Targeted Therapy

Targeted Therapy

Biological therapies are new medicines that attack cancer cells based on their biological features. They are sometimes called targeted therapies because they target cancer cells rather than attacking all fast-growing cells the way conventional chemotherapy drugs do.

Biological therapies for colorectal cancer include bevacizumab (Avastin), cetuximab (Erbitux), and panitumumab (Vectibix). These drugs are important if you have colorectal cancer that has spread to other parts of your body (advanced or metastatic cancer). Talk with your doctor about whether biological therapies might be an option for you.

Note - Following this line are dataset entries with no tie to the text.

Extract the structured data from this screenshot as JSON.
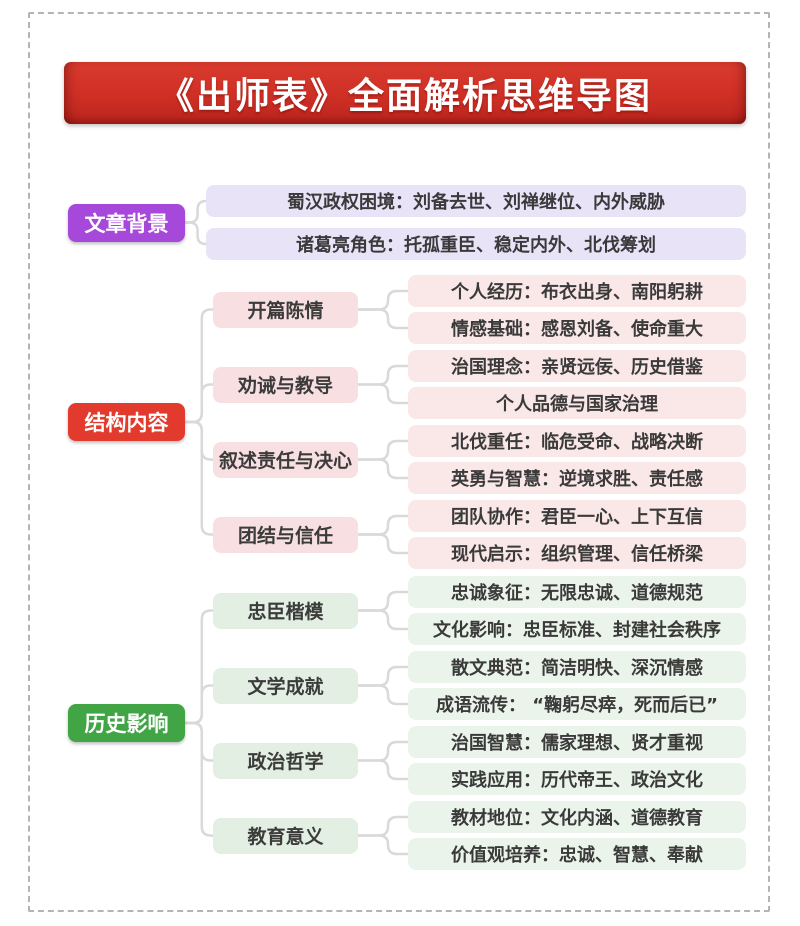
{
  "title": "《出师表》全面解析思维导图",
  "colors": {
    "banner_red": "#cf2f25",
    "branch_purple": "#a648da",
    "branch_red": "#e23a2c",
    "branch_green": "#41a546",
    "leaf_lavender": "#e9e3f8",
    "leaf_pink": "#fae8e8",
    "leaf_green": "#ebf4eb",
    "connector_gray": "#d9d9d9"
  },
  "branches": [
    {
      "label": "文章背景",
      "theme": "purple",
      "leaves": [
        "蜀汉政权困境：刘备去世、刘禅继位、内外威胁",
        "诸葛亮角色：托孤重臣、稳定内外、北伐筹划"
      ]
    },
    {
      "label": "结构内容",
      "theme": "red",
      "subgroups": [
        {
          "label": "开篇陈情",
          "leaves": [
            "个人经历：布衣出身、南阳躬耕",
            "情感基础：感恩刘备、使命重大"
          ]
        },
        {
          "label": "劝诫与教导",
          "leaves": [
            "治国理念：亲贤远佞、历史借鉴",
            "个人品德与国家治理"
          ]
        },
        {
          "label": "叙述责任与决心",
          "leaves": [
            "北伐重任：临危受命、战略决断",
            "英勇与智慧：逆境求胜、责任感"
          ]
        },
        {
          "label": "团结与信任",
          "leaves": [
            "团队协作：君臣一心、上下互信",
            "现代启示：组织管理、信任桥梁"
          ]
        }
      ]
    },
    {
      "label": "历史影响",
      "theme": "green",
      "subgroups": [
        {
          "label": "忠臣楷模",
          "leaves": [
            "忠诚象征：无限忠诚、道德规范",
            "文化影响：忠臣标准、封建社会秩序"
          ]
        },
        {
          "label": "文学成就",
          "leaves": [
            "散文典范：简洁明快、深沉情感",
            "成语流传： “鞠躬尽瘁，死而后已”"
          ]
        },
        {
          "label": "政治哲学",
          "leaves": [
            "治国智慧：儒家理想、贤才重视",
            "实践应用：历代帝王、政治文化"
          ]
        },
        {
          "label": "教育意义",
          "leaves": [
            "教材地位：文化内涵、道德教育",
            "价值观培养：忠诚、智慧、奉献"
          ]
        }
      ]
    }
  ]
}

In order to grow and spread, tumors need new blood vessels. The process of making new blood vessels is called angiogenesis. Therapies that block the formation of new blood vessels (anti-angiogenesis therapies) “starve” a tumor by limiting its blood supply. One such therapy is bevacizumab.

Cetuximab and Panitumumab

A protein called epidermal growth factor receptor (EGFR) is normally on the surface of cells in your body. This protein may contribute to the growth of colorectal cancer (and other cancers) if there’s too much of it or it’s too active. Drugs that block this protein (anti-EGFR therapies, or EGFR inhibitors) may help stop the growth of colorectal cancer or even shrink it. Two such drugs are approved to treat metastatic colorectal cancer: cetuximab and panitumumab.

Cetuximab and panitumumab are not effective in patients with tumors that have certain mutations to a gene called KRAS. Tests are available to check for these mutations.